The company did not disclose its current stake in the asset managers, but Mr. Crabb said Northern Light's ownership stake in Seizert Capital was increased to 50% and for Aether, to 100%.
Seizert, a midcap and core equity manager in Birmingham, Mich., is Northern Light's largest, with $5.3 billion under management.
Aether, Denver, has about $1 billion in funds of funds that invest in real assets.
Mr. McGill, the CEO, said given its larger global presence and enhanced value, the combined company will be in a stronger position to raise capital for acquiring stakes in other money managers and to entice promising money managers to sell stakes in their businesses.
“We feel very comfortable about our room to grow,” he said.
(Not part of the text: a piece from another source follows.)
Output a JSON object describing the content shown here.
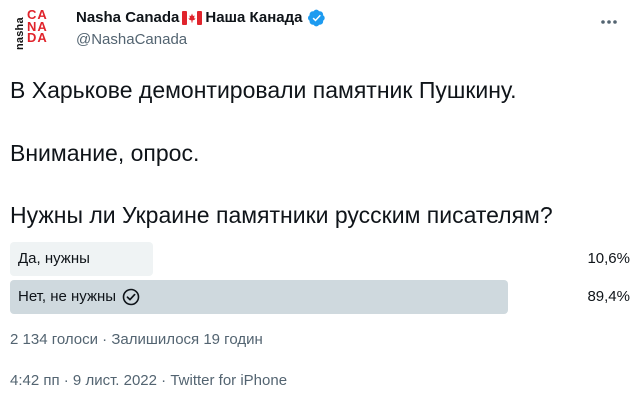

Europe is fertile ground to gain inflows and Northern Lights' two-person distribution staff in Europe and Treasury Group's two people will have a larger selection of strategies to offer investors, said Jack Swift, a managing director and partner at Northern Lights.
Mr. Swift said executives also will be looking for money managers in Europe in which it can take stakes. Northern Lights already has a stake in Goodhart Partners LLP, London, which specializes in Japanese equities and absolute-return funds of funds and in Northern Lights Alternative Advisors, London, which seeds hedge funds.
Treasury Group owns Aubrey Capital Management, Edinburgh, a global equity manager.
Mr. Swift, based in Denver, will be a managing director in the combined company, as will Northern Lights co-founders Tim Carver and Paul Greenwood.
Messrs. Carver and Greenwood will also serve on the combined company's board of directors, along with Gilles Guerin, CEO of BNP Paribas Capital Partners and Jeff Vincent, CEO of Laird Norton Co. LLC. BNP Paribas and Laird Norton are the biggest investors in Northern Lights.
What attracted the two companies to each other was they have the same model, providing operational and distribution support, but keeping the investment teams in charge of the investment functions, Mr. Greenwood said. The investment team is key to a firm's success, and must remain autonomous, he said.